In the meantime, for your specific example, my head first went to:

for (i, j) in zip(u.domain by 2, v.domain by 2) { ... }

in order to avoid manually picking the domains apart into their scalar low and high bounds (where I'm assuming this will only be applied to 1D arrays u and v, right?). However, a difference between this approach and yours is that we'd need a conditional within the loop if the size of u/v was odd to avoid an OOB indexing issue on the i+1 expressions, and presumably we don't want a conditional within the loop. OTOH, I'm noticing that you don't have a cleanup iteration if the loop has an odd size (and might have a similar OOB indexing issue if it's odd?), so maybe it's safe to assume it's even? If so, I'd be curious whether the loop above works for you.

If not, then my head goes to something like:

const n = u.size;
const evenSize = n - (n%2);
for (i, j) in zip(u.domain#evenSize by 2, v.domain#evenSize by 2) { ... }

but is this any better than what you have? It feels like about a wash in terms of clarity/code size, and I'd hope it'd be a wash in terms of performance. Mostly, this again makes it feel like something it'd be nice to have the compiler manage.

The inner body of your loop looks pretty good to me. Unless you'd rather represent the operators in their original order and avoid the cleanup using something like:

    for (i, j) in zip(iu + m .. nu by 2, iv + m .. nv by 2) do
    {
        {
             const (s, et) = twosum(s, u[i] * v[j]);
             e += et;
        }
        {
             const (s, et) = twosum(s, u[i+1] * v[j+1]);
             e += et;
        }
   }

But perhaps putting the operators back in this order defeats the benefits of unrolling that you were striving for?

-Brad

Thanks. Your explanations and ideas are insightful as usual.

I generally like to unroll my own. But I will try to put some examples together to see how the idea.

But I do like the idea behind

unroll 2 for i in 1..n do
{
   ....
}

but I never saw any performance gain over what I could do manually.

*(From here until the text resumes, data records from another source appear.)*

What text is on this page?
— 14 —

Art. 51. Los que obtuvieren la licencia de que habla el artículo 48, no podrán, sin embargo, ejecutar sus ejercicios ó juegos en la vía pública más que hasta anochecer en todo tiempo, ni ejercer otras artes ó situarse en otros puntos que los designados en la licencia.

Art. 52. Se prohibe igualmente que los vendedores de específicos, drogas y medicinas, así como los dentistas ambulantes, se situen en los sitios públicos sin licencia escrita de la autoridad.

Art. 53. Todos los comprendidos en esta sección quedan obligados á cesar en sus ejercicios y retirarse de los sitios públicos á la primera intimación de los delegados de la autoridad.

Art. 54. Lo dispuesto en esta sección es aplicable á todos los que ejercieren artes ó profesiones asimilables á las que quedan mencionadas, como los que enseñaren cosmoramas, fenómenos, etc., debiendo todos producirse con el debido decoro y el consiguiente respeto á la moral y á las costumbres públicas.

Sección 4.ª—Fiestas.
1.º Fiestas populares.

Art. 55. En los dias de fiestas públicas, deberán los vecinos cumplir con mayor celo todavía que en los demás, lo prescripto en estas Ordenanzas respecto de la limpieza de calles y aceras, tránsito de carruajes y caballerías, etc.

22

I am not a fan of directives.

My mistake. I think what I was evaluating (and getting no real improvement) was something like

unroll 2 for param i in 1..8 do
{
    ... stuff
}

I think that unrolling automatically which means handling the rump is too hard to get right, whereas doing it yourself should not be too hard. Indeed, if it is hard, then the unrolling you are doing is probably wrong.